Quando as três partes do Ego são amalgamadas numa só, transformam-se no “arredondar do disquinho”, que se pode traduzir de “alma da consciência”. Ou seja, a alma da consciência significa a plena consciência da potencialidade do meu Ego, nessas três esferas: “memória - julgamento / intelectualização - encaminhar informação ao espírito”.
Só depois disso é possível almejar ascender na escala pensamental. Precisamos sair do chão rastejante da víbora (ureus) e alçar voo através das duas “penas de águia”. Uma asa da águia traduz a metodologia científica goethiana: “dos matemáticos devemos aprender a cautela que consiste em dispor as coisas próximas entre si segundo uma série, ou melhor, “deduzir” o que vem imediatamente depois do que está imediatamente antes” (Goethe, Ensaios Científicos, p.35), justamente para desenvolver as “experiências de ordem superior”. A outra asa da águia está ancorada nas “10 Categorias” de Aristóteles (procure se informar a respeito), para com elas “tocarmos as teclas do Universo” (Steiner).

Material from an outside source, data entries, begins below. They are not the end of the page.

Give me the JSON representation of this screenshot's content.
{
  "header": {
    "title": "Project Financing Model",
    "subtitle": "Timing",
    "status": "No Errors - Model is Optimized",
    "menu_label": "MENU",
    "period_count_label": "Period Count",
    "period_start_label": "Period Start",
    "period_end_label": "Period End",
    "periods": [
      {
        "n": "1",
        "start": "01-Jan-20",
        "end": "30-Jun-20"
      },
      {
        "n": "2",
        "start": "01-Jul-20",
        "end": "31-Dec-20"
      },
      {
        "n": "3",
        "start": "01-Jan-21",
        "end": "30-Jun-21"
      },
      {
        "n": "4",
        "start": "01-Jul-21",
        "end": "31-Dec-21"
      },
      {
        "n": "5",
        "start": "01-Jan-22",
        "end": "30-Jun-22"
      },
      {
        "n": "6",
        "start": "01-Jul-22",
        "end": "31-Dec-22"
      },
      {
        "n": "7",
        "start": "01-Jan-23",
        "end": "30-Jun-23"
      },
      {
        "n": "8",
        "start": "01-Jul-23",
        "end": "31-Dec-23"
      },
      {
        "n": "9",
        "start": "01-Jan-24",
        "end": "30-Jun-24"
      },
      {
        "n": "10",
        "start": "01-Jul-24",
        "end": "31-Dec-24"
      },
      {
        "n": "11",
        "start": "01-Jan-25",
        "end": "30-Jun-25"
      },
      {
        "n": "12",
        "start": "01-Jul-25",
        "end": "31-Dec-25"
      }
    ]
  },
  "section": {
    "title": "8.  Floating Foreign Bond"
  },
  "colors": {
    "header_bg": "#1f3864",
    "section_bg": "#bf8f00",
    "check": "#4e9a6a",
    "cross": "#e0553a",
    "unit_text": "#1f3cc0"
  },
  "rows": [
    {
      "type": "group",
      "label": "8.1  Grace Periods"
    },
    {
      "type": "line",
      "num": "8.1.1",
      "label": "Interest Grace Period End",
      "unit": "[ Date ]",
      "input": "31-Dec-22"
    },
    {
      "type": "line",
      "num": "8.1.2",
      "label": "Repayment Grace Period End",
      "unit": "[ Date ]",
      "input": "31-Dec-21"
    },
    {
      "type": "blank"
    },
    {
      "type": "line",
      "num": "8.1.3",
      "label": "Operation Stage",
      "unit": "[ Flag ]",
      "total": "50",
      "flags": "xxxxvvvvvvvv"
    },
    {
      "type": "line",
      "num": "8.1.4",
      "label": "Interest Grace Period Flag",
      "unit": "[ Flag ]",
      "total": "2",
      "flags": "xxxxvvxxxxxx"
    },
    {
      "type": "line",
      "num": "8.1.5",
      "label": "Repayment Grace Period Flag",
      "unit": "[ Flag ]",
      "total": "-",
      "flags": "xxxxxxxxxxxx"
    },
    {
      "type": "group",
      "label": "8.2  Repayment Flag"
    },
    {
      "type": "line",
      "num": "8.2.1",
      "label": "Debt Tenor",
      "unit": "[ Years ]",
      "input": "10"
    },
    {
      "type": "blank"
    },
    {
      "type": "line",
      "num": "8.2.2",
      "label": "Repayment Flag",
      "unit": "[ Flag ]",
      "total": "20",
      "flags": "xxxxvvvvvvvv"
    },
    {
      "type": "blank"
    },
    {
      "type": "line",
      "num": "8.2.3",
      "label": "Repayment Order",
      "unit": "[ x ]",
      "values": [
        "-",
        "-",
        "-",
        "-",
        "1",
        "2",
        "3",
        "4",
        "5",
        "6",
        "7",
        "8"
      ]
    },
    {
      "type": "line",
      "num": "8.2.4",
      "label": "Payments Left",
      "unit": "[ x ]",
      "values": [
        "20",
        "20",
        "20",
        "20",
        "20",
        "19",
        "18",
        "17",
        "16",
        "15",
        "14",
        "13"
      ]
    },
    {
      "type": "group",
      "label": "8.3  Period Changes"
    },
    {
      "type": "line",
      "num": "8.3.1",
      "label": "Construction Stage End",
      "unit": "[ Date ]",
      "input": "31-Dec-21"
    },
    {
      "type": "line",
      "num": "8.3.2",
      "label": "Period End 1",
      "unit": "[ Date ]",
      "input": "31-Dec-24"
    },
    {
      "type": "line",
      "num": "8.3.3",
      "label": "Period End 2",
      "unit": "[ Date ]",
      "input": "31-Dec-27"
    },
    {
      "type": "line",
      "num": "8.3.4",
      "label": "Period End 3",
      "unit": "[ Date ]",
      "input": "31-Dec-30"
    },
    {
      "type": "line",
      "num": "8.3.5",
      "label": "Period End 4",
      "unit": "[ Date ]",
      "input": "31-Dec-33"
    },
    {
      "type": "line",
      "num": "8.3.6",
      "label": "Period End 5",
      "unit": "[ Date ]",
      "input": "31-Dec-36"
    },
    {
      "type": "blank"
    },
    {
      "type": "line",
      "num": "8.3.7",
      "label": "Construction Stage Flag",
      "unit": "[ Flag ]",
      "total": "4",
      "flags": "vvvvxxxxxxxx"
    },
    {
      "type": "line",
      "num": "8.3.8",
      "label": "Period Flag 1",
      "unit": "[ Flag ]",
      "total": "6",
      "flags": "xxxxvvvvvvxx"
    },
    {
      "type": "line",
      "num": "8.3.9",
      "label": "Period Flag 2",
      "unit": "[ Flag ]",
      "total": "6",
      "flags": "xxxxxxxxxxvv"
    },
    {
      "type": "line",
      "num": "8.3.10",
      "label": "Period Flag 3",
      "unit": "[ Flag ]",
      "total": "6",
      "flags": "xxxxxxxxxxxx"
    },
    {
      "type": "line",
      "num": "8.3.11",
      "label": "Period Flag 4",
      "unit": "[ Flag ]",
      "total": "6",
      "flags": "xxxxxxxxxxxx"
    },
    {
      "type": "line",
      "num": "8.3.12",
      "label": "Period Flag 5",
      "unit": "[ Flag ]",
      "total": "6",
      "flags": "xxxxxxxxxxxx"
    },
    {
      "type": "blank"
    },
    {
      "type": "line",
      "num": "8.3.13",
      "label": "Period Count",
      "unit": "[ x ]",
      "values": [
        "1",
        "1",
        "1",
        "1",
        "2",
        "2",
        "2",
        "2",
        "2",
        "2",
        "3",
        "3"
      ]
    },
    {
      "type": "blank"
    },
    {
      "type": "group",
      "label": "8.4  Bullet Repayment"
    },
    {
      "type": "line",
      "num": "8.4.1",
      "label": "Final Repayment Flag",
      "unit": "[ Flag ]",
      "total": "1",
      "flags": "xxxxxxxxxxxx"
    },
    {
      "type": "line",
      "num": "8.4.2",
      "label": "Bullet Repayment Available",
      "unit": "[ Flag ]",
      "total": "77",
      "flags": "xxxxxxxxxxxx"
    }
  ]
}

Ao somarmos as duas metodologias científicas dedutivas (goethiana e aristotélica) voaremos alto através da “inspiração”, qualidade superior quando inspiramos o mundo dos arquétipos (o mundo espiritual), cujo objetivo é chegar no “disco solar”, que se nomeia de “intuition” (intuição - segundo Goethe), quando comungaremos com os seres divinos (as hierarquias).
Nessa futura fase cultural estaremos vivendo “o pensar com o coração”, pois através da diástole cardíaca (silêncio cardíaco) o Eu se manifesta no palco da nossa vida. Temos que começar hoje para ser realidade amanhã.